LeBron James speaks out on police shooting
LeBron James speaks out on police shooting of Jacob Blake 01:24

LeBron James has condemned the police shooting of Jacob Blake in Kenosha, Wisconsin. The NBA superstar said in a post-game news conference Monday night that Black people in America are "scared."

After a Los Angeles Lakers' Game 4 victory over the Portland Trailblazers in the Western Conference playoffs, James was focused on the shooting of Blake on Monday.

"Quite frankly it's just f**ked up in our community," he said. "And I said it, I know people get tired of hearing me say it but we are scared as a Black people in America. Black men, Black women, Black kids, we are terrified."

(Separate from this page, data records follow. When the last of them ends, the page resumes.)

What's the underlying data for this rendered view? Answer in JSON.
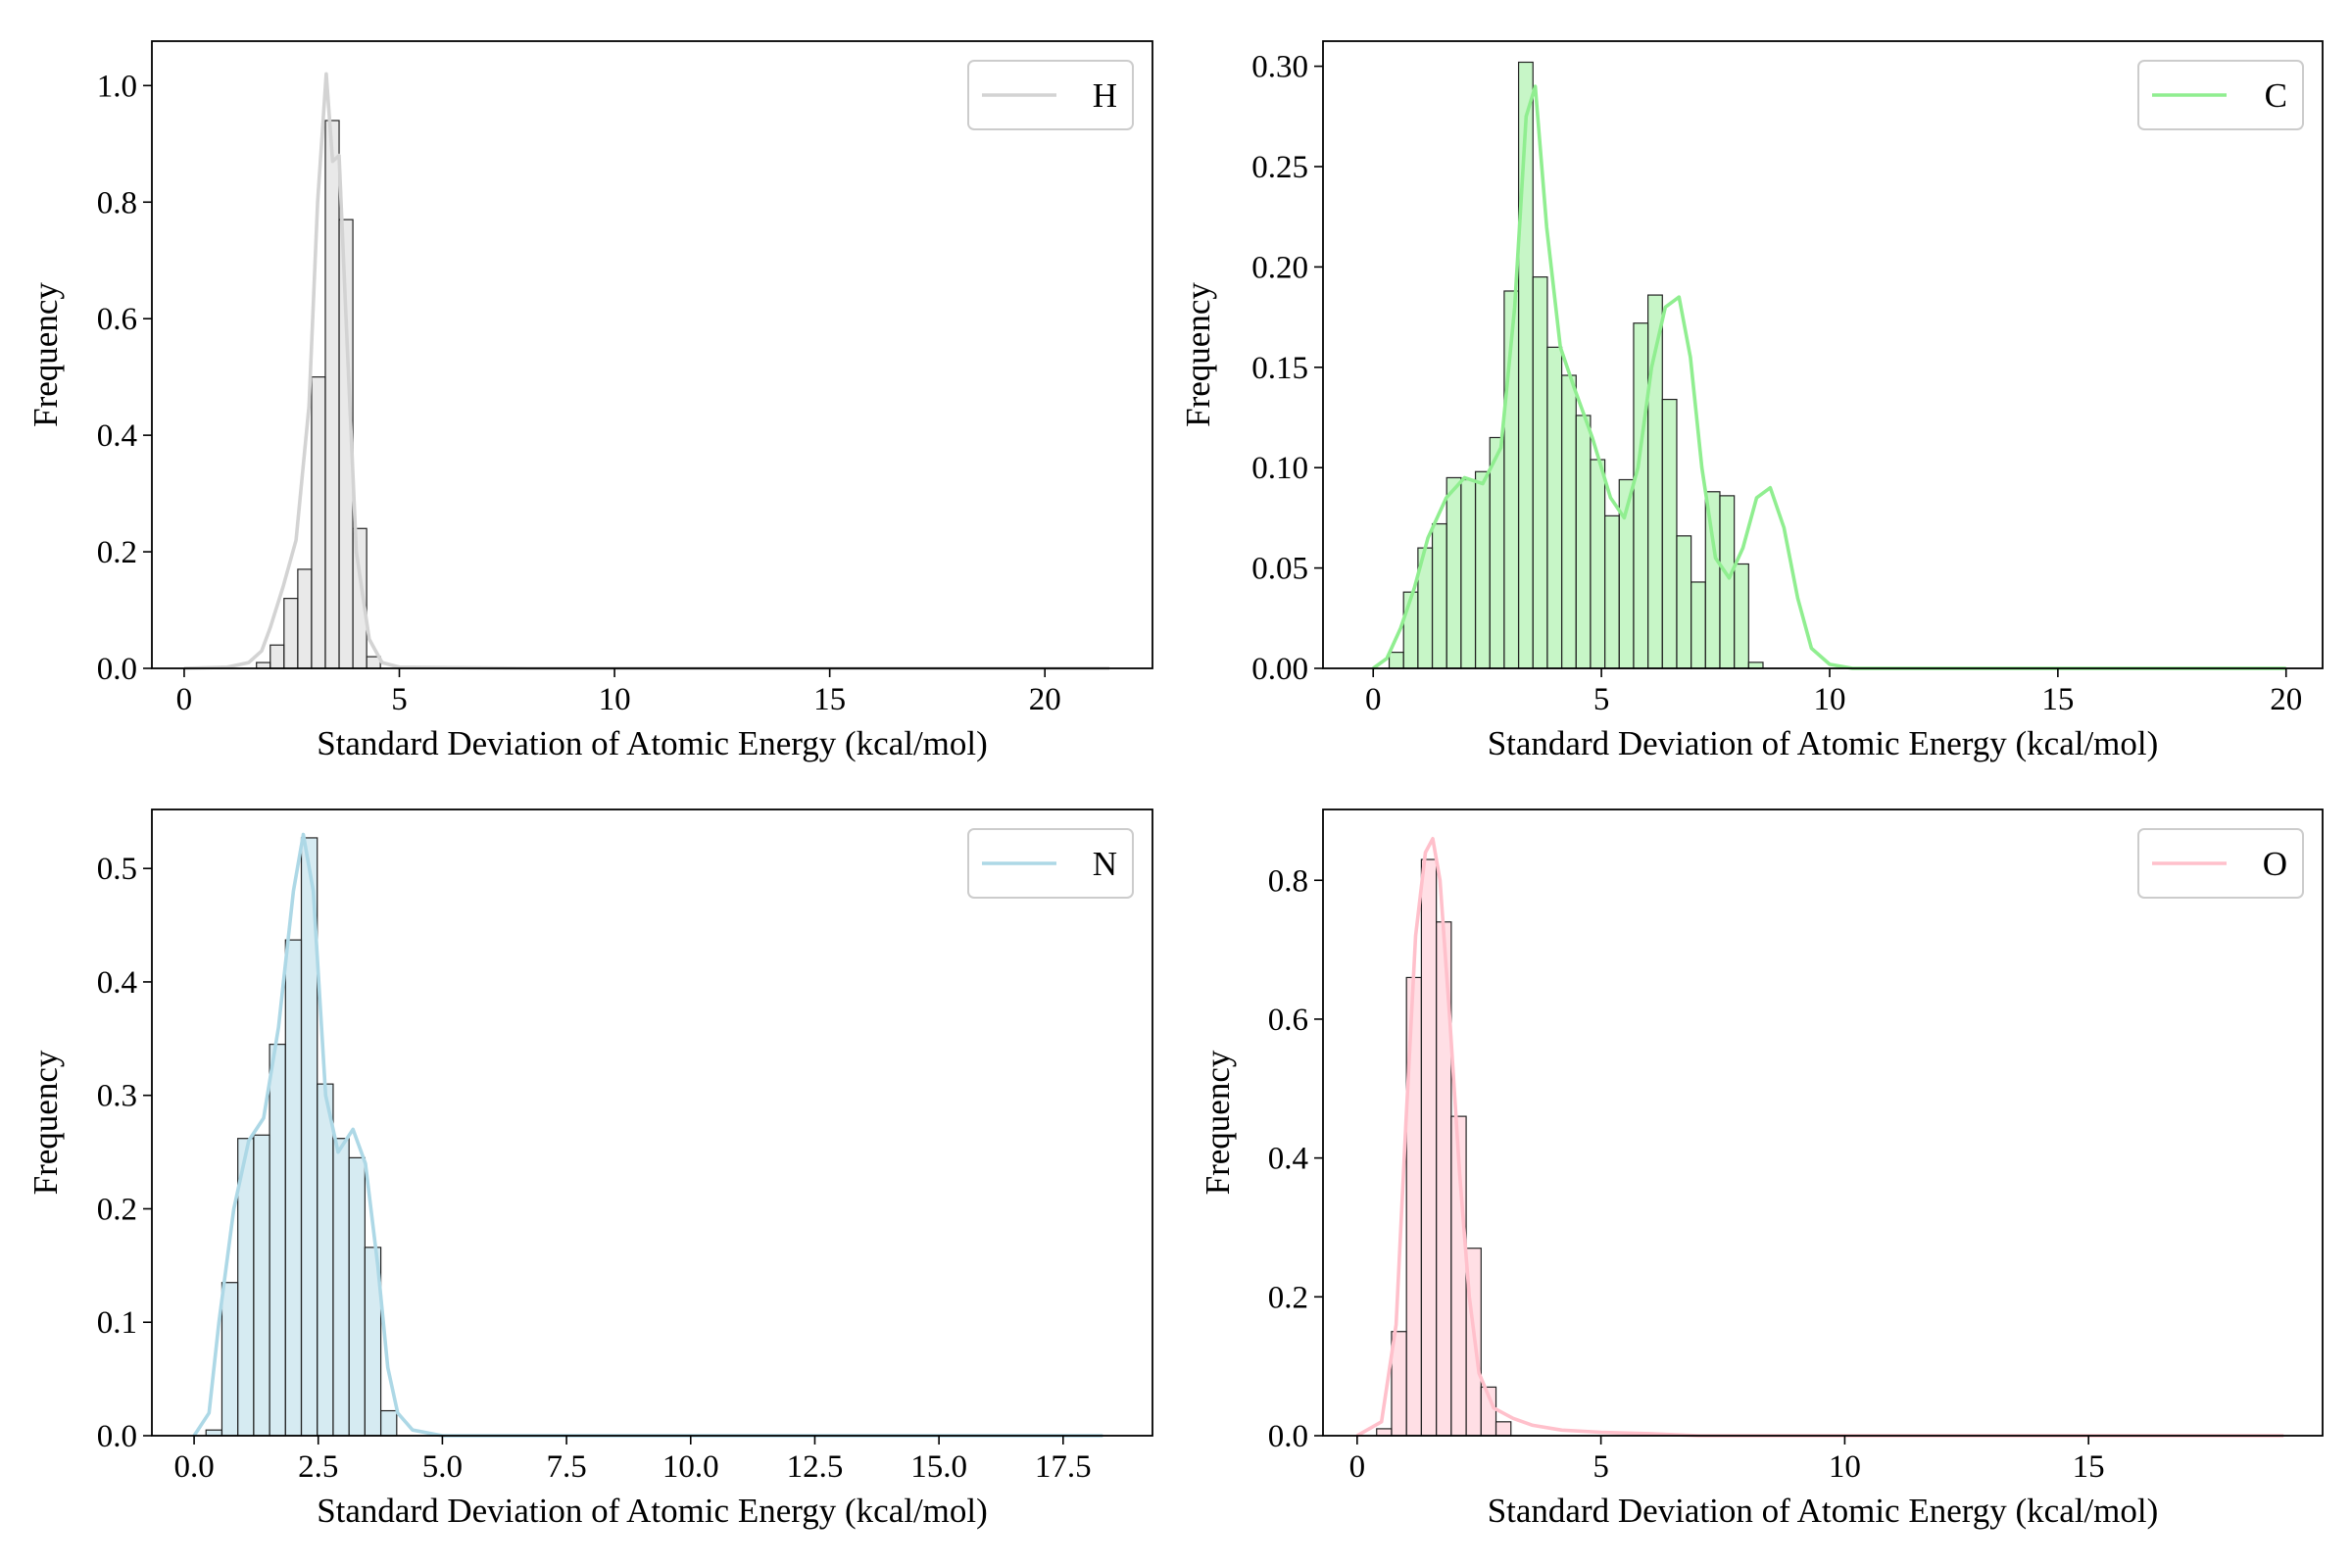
{
  "chart_data": [
    {
      "type": "bar",
      "xlabel": "Standard Deviation of Atomic Energy (kcal/mol)",
      "ylabel": "Frequency",
      "xlim": [
        -0.75,
        22.5
      ],
      "ylim": [
        0,
        1.0762
      ],
      "xticks": [
        0,
        5,
        10,
        15,
        20
      ],
      "xtick_labels": [
        "0",
        "5",
        "10",
        "15",
        "20"
      ],
      "yticks": [
        0.0,
        0.2,
        0.4,
        0.6,
        0.8,
        1.0
      ],
      "ytick_labels": [
        "0.0",
        "0.2",
        "0.4",
        "0.6",
        "0.8",
        "1.0"
      ],
      "legend": "top-right",
      "grid": false,
      "series": [
        {
          "name": "H",
          "color": "#d3d3d3",
          "bin_edges": [
            1.68,
            2.0,
            2.32,
            2.64,
            2.96,
            3.28,
            3.6,
            3.92,
            4.24,
            4.56
          ],
          "values": [
            0.01,
            0.04,
            0.12,
            0.17,
            0.5,
            0.94,
            0.77,
            0.24,
            0.02
          ],
          "kde_x": [
            0.0,
            1.0,
            1.5,
            1.8,
            2.0,
            2.3,
            2.6,
            2.9,
            3.1,
            3.3,
            3.45,
            3.6,
            3.75,
            4.0,
            4.3,
            4.6,
            5.0,
            8.0,
            21.5
          ],
          "kde_y": [
            0.0,
            0.002,
            0.01,
            0.03,
            0.07,
            0.14,
            0.22,
            0.45,
            0.8,
            1.02,
            0.87,
            0.88,
            0.62,
            0.2,
            0.05,
            0.01,
            0.002,
            0.0,
            0.0
          ]
        }
      ]
    },
    {
      "type": "bar",
      "xlabel": "Standard Deviation of Atomic Energy (kcal/mol)",
      "ylabel": "Frequency",
      "xlim": [
        -1.1,
        20.8
      ],
      "ylim": [
        0,
        0.3125
      ],
      "xticks": [
        0,
        5,
        10,
        15,
        20
      ],
      "xtick_labels": [
        "0",
        "5",
        "10",
        "15",
        "20"
      ],
      "yticks": [
        0.0,
        0.05,
        0.1,
        0.15,
        0.2,
        0.25,
        0.3
      ],
      "ytick_labels": [
        "0.00",
        "0.05",
        "0.10",
        "0.15",
        "0.20",
        "0.25",
        "0.30"
      ],
      "legend": "top-right",
      "grid": false,
      "series": [
        {
          "name": "C",
          "color": "#90ee90",
          "bin_start": 0.35,
          "bin_width": 0.315,
          "values": [
            0.008,
            0.038,
            0.06,
            0.072,
            0.095,
            0.094,
            0.098,
            0.115,
            0.188,
            0.302,
            0.195,
            0.16,
            0.146,
            0.126,
            0.104,
            0.076,
            0.094,
            0.172,
            0.186,
            0.134,
            0.066,
            0.043,
            0.088,
            0.086,
            0.052,
            0.003
          ],
          "kde_x": [
            0.0,
            0.3,
            0.6,
            0.9,
            1.2,
            1.6,
            2.0,
            2.4,
            2.8,
            3.1,
            3.35,
            3.55,
            3.8,
            4.1,
            4.4,
            4.8,
            5.2,
            5.5,
            5.8,
            6.1,
            6.4,
            6.7,
            6.95,
            7.2,
            7.5,
            7.8,
            8.1,
            8.4,
            8.7,
            9.0,
            9.3,
            9.6,
            10.0,
            10.5,
            20.0
          ],
          "kde_y": [
            0.0,
            0.005,
            0.02,
            0.04,
            0.065,
            0.085,
            0.095,
            0.092,
            0.11,
            0.18,
            0.275,
            0.29,
            0.22,
            0.16,
            0.14,
            0.115,
            0.085,
            0.075,
            0.1,
            0.15,
            0.18,
            0.185,
            0.155,
            0.1,
            0.055,
            0.045,
            0.06,
            0.085,
            0.09,
            0.07,
            0.035,
            0.01,
            0.002,
            0.0,
            0.0
          ]
        }
      ]
    },
    {
      "type": "bar",
      "xlabel": "Standard Deviation of Atomic Energy (kcal/mol)",
      "ylabel": "Frequency",
      "xlim": [
        -0.85,
        19.3
      ],
      "ylim": [
        0,
        0.552
      ],
      "xticks": [
        0.0,
        2.5,
        5.0,
        7.5,
        10.0,
        12.5,
        15.0,
        17.5
      ],
      "xtick_labels": [
        "0.0",
        "2.5",
        "5.0",
        "7.5",
        "10.0",
        "12.5",
        "15.0",
        "17.5"
      ],
      "yticks": [
        0.0,
        0.1,
        0.2,
        0.3,
        0.4,
        0.5
      ],
      "ytick_labels": [
        "0.0",
        "0.1",
        "0.2",
        "0.3",
        "0.4",
        "0.5"
      ],
      "legend": "top-right",
      "grid": false,
      "series": [
        {
          "name": "N",
          "color": "#add8e6",
          "bin_start": 0.24,
          "bin_width": 0.32,
          "values": [
            0.005,
            0.135,
            0.262,
            0.265,
            0.345,
            0.437,
            0.527,
            0.31,
            0.262,
            0.245,
            0.166,
            0.022
          ],
          "kde_x": [
            0.0,
            0.3,
            0.5,
            0.8,
            1.1,
            1.4,
            1.7,
            2.0,
            2.2,
            2.4,
            2.65,
            2.9,
            3.2,
            3.45,
            3.7,
            3.9,
            4.1,
            4.4,
            5.0,
            18.3
          ],
          "kde_y": [
            0.0,
            0.02,
            0.1,
            0.2,
            0.26,
            0.28,
            0.36,
            0.48,
            0.53,
            0.48,
            0.3,
            0.25,
            0.27,
            0.24,
            0.15,
            0.06,
            0.02,
            0.005,
            0.0,
            0.0
          ]
        }
      ]
    },
    {
      "type": "bar",
      "xlabel": "Standard Deviation of Atomic Energy (kcal/mol)",
      "ylabel": "Frequency",
      "xlim": [
        -0.7,
        19.8
      ],
      "ylim": [
        0,
        0.902
      ],
      "xticks": [
        0,
        5,
        10,
        15
      ],
      "xtick_labels": [
        "0",
        "5",
        "10",
        "15"
      ],
      "yticks": [
        0.0,
        0.2,
        0.4,
        0.6,
        0.8
      ],
      "ytick_labels": [
        "0.0",
        "0.2",
        "0.4",
        "0.6",
        "0.8"
      ],
      "legend": "top-right",
      "grid": false,
      "series": [
        {
          "name": "O",
          "color": "#ffc0cb",
          "bin_start": 0.4,
          "bin_width": 0.306,
          "values": [
            0.01,
            0.15,
            0.66,
            0.83,
            0.74,
            0.46,
            0.27,
            0.07,
            0.02
          ],
          "kde_x": [
            0.0,
            0.5,
            0.8,
            1.0,
            1.2,
            1.4,
            1.55,
            1.7,
            1.9,
            2.1,
            2.3,
            2.5,
            2.8,
            3.2,
            3.6,
            4.2,
            5.0,
            6.0,
            7.0,
            19.0
          ],
          "kde_y": [
            0.0,
            0.02,
            0.16,
            0.45,
            0.72,
            0.84,
            0.86,
            0.8,
            0.6,
            0.38,
            0.2,
            0.09,
            0.04,
            0.025,
            0.015,
            0.008,
            0.005,
            0.003,
            0.0,
            0.0
          ]
        }
      ]
    }
  ]
}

Blake was shot several times in the back by a police officer as he opened the door of a parked vehicle in Kenosha, Wisconsin. Video of the shooting emerged on social media late Sunday, sparking angry protests for two nights in row. The family's attorney, Ben Crump, told CBS News that Blake's three children, ages 3 to 8, were in the car. According to Crump, Blake is in stable condition. 

James, who said he saw the video, criticized the police's handling of the incident, arguing that Blake did not need to be shot because there were other officers to help detain him. 

"There were multiple moments where if they wanted to, they could've tackled him. They could've grabbed him," James said. "They could've done that. Why does it always have to get to a point where we see the guns firing and his family is there and the kids are there."

He also questioned the mental state of the officer who shot Blake. 

"You have no idea how that cop that day left the house," he said. "You don't know if he woke up on the good side of the bed, you don't know if he woke up on the wrong side of the bed... or maybe he just left the house saying that, 'Today is going to be the end for one of these Black people.' That's what it feels like."

James has continuously advocated for Black people who have been injured or died because of police. He has repeatedly called for justice for Breonna Taylor, a 26-year-old EMT who was shot and killed when officers entered her apartment with a no-knock warrant during a drug investigation. No drugs were found, and Taylor's family has questioned the legitimacy of the warrant.